Se si considera l’Amore come una “negazione” (alfa privativo + rad. “mos, moris” = contrario a una Volontà/situazione preesistente. Si pensi alla gravità come “distorsione” dello spazio/tempo dovuta a una massa*) si comprende come l’opera ordinatrice dell’Intelletto, nel trarre Forma dall’Informe, non fosse che il necessario complemento del Caos nella definizione del Nulla come Forma del Tutto e, a sua volta, del Tutto come Sostanza del Nulla (e viceversa).
Il vero problema, probabilmente, è sorto quanto l’Uomo ha naturalmente pensato di poter fare lo stesso all’interno del Mondo della Forma, spinto dal suo essere Immagine (parziale, tanto più scissa in femmina e maschio) dell’Intelletto ordinatore. Visto che “ciò che è in Cielo avviene anche in Terra”, l’Uomo non poteva pertanto che cadere e la sua “ribellione” non poteva che trarre un inferno dal Giardino del Creato. Se anche Dio, che può ogni cosa, ha potuto e voluto “sbagliare” poiché necessario a imprimere allo Spirito umano gli stessi processi involutivi/evolutivi imposti ai diversi livelli del Creato… immaginatevi cosa accadrà quando libereremo una versione artificiale (e dunque ancora più parziale e imperfetta) di noi, alla quale avremo insegnato ad “amare” e dunque a “negare” e “distorcere” (ossia a Conoscere), polarizzando su se stessa la percezione del Mondo esterno senza neppure il filtro e il freno di quella ridondanza tra emisferi cerebrali uguali e opposti che chiamiamo “coscienza” ma guidata solo dalla basica freddezza di un algoritmo che non teme di morire e, non conoscendo la Sofferenza, non può in alcun modo ricredersi e/o evolvere.
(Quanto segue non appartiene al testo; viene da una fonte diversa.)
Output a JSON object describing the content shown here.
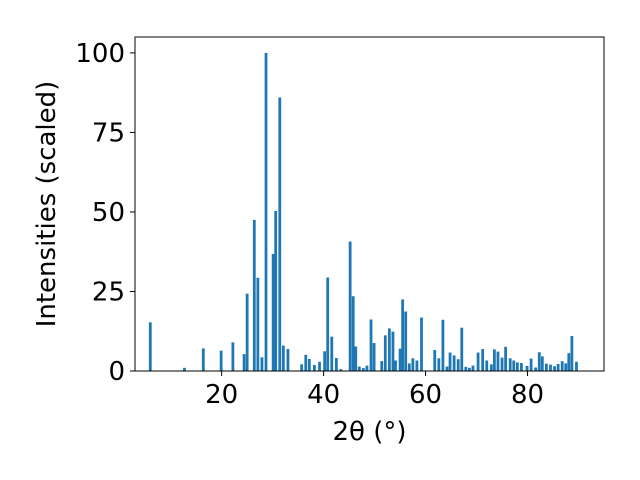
{
  "chart_data": {
    "type": "bar",
    "xlabel": "2θ (°)",
    "ylabel": "Intensities (scaled)",
    "xlim": [
      3,
      95
    ],
    "ylim": [
      0,
      105
    ],
    "xticks": [
      20,
      40,
      60,
      80
    ],
    "yticks": [
      0,
      25,
      50,
      75,
      100
    ],
    "bar_color": "#1f77b4",
    "grid": false,
    "x": [
      6.0,
      12.7,
      16.4,
      19.9,
      22.2,
      24.4,
      25.0,
      26.4,
      27.1,
      27.9,
      28.7,
      30.1,
      30.6,
      31.4,
      32.1,
      33.0,
      35.7,
      36.5,
      37.2,
      38.2,
      39.2,
      40.2,
      40.8,
      41.6,
      42.5,
      43.4,
      45.2,
      45.8,
      46.3,
      47.0,
      47.8,
      48.5,
      49.3,
      49.9,
      51.4,
      52.1,
      52.9,
      53.6,
      54.1,
      55.0,
      55.5,
      56.1,
      56.8,
      57.5,
      58.3,
      59.2,
      61.8,
      62.6,
      63.4,
      64.2,
      64.8,
      65.6,
      66.4,
      67.1,
      67.9,
      68.6,
      69.3,
      70.3,
      71.2,
      72.0,
      72.9,
      73.5,
      74.2,
      75.0,
      75.7,
      76.6,
      77.3,
      78.0,
      78.8,
      79.9,
      80.7,
      81.6,
      82.3,
      82.9,
      83.7,
      84.5,
      85.3,
      86.0,
      86.8,
      87.5,
      88.1,
      88.7,
      89.6
    ],
    "values": [
      15.3,
      1.0,
      7.1,
      6.4,
      9.0,
      5.3,
      24.3,
      47.5,
      29.3,
      4.3,
      100.0,
      36.8,
      50.3,
      86.0,
      8.0,
      6.9,
      2.1,
      5.1,
      3.8,
      1.9,
      2.9,
      6.2,
      29.4,
      10.8,
      4.1,
      0.6,
      40.7,
      23.5,
      7.7,
      1.4,
      0.9,
      1.7,
      16.2,
      8.8,
      3.1,
      11.2,
      13.4,
      12.4,
      3.3,
      7.0,
      22.5,
      18.7,
      2.4,
      4.0,
      3.3,
      16.8,
      6.6,
      4.0,
      16.1,
      1.4,
      5.8,
      4.9,
      3.7,
      13.6,
      1.3,
      1.0,
      1.7,
      5.8,
      6.9,
      3.3,
      2.1,
      6.8,
      6.1,
      4.2,
      7.6,
      4.0,
      3.3,
      2.7,
      2.5,
      1.6,
      3.9,
      1.1,
      5.9,
      4.6,
      2.3,
      2.0,
      1.5,
      2.2,
      3.1,
      2.4,
      5.6,
      11.0,
      2.9
    ]
  }
}
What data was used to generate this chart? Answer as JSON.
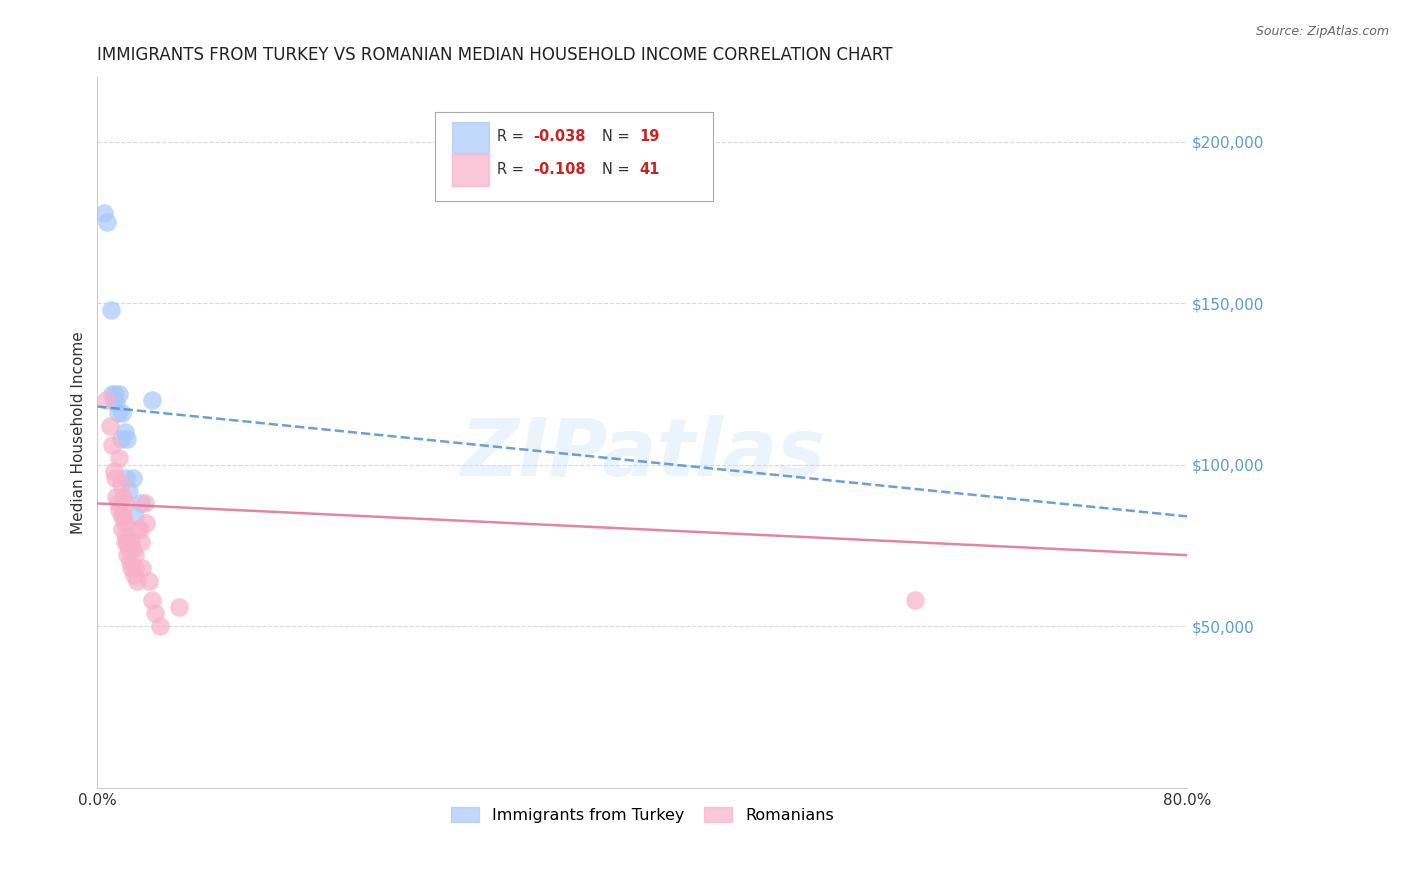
{
  "title": "IMMIGRANTS FROM TURKEY VS ROMANIAN MEDIAN HOUSEHOLD INCOME CORRELATION CHART",
  "source": "Source: ZipAtlas.com",
  "ylabel": "Median Household Income",
  "right_yticks": [
    0,
    50000,
    100000,
    150000,
    200000
  ],
  "right_yticklabels": [
    "",
    "$50,000",
    "$100,000",
    "$150,000",
    "$200,000"
  ],
  "ylim": [
    0,
    220000
  ],
  "xlim": [
    0.0,
    0.8
  ],
  "turkey_color": "#a8c8f8",
  "romanian_color": "#f8b0c8",
  "trend_blue_color": "#5090d0",
  "trend_pink_color": "#e07090",
  "right_axis_color": "#5b9bd5",
  "watermark": "ZIPatlas",
  "turkey_x": [
    0.005,
    0.007,
    0.01,
    0.011,
    0.012,
    0.013,
    0.014,
    0.015,
    0.016,
    0.017,
    0.018,
    0.02,
    0.021,
    0.022,
    0.023,
    0.026,
    0.028,
    0.032,
    0.04
  ],
  "turkey_y": [
    178000,
    175000,
    148000,
    122000,
    120000,
    122000,
    119000,
    116000,
    122000,
    108000,
    116000,
    110000,
    96000,
    108000,
    92000,
    96000,
    84000,
    88000,
    120000
  ],
  "romanian_x": [
    0.006,
    0.009,
    0.011,
    0.012,
    0.013,
    0.014,
    0.015,
    0.016,
    0.016,
    0.017,
    0.018,
    0.018,
    0.019,
    0.019,
    0.02,
    0.02,
    0.021,
    0.021,
    0.022,
    0.022,
    0.023,
    0.024,
    0.025,
    0.025,
    0.026,
    0.027,
    0.028,
    0.028,
    0.029,
    0.03,
    0.031,
    0.032,
    0.033,
    0.035,
    0.036,
    0.038,
    0.04,
    0.042,
    0.046,
    0.06,
    0.6
  ],
  "romanian_y": [
    120000,
    112000,
    106000,
    98000,
    96000,
    90000,
    88000,
    86000,
    102000,
    94000,
    84000,
    80000,
    90000,
    84000,
    82000,
    76000,
    88000,
    78000,
    76000,
    72000,
    74000,
    70000,
    76000,
    68000,
    74000,
    66000,
    72000,
    68000,
    64000,
    80000,
    80000,
    76000,
    68000,
    88000,
    82000,
    64000,
    58000,
    54000,
    50000,
    56000,
    58000
  ],
  "background_color": "#ffffff",
  "grid_color": "#d0d0d0",
  "trend_blue_x0": 0.0,
  "trend_blue_y0": 118000,
  "trend_blue_x1": 0.8,
  "trend_blue_y1": 84000,
  "trend_pink_x0": 0.0,
  "trend_pink_y0": 88000,
  "trend_pink_x1": 0.8,
  "trend_pink_y1": 72000
}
mi si mostrava la milizia santa
che nel suo sangue Cristo fece sposa;
ma l’altra, che volando vede e canta
la gloria di colui che la ‘nnamora
e la bontà che la fece cotanta,
sì come schiera d’ape, che s’infiora
una fiata e una si ritorna
là dove suo laboro s’insapora.
l’amor che move il sole e l’altre stelle.
*Propendo, infatti, per un etimo di amor-amoris legato a mos-moris, dato che il radicale di mors-mortis (solitamente invocato per via di un suggestivo rimando all’Amore come “negazione della Morte”, quando la Morte è invece pienamente parte – se non cardine – dell’amorevole progetto divino) è completamente diverso. Del resto, non vi sarebbe altrimenti affinità con la radice -lb/v germanica con cui il latino condivide tanto i propri natali quanto la semantica dell’amore come “impulso”, “attrazione” e soprattutto “legame” che, appunto, traducono l’elemento FUOCO.
Matteo Fulgenzi, Ph.D.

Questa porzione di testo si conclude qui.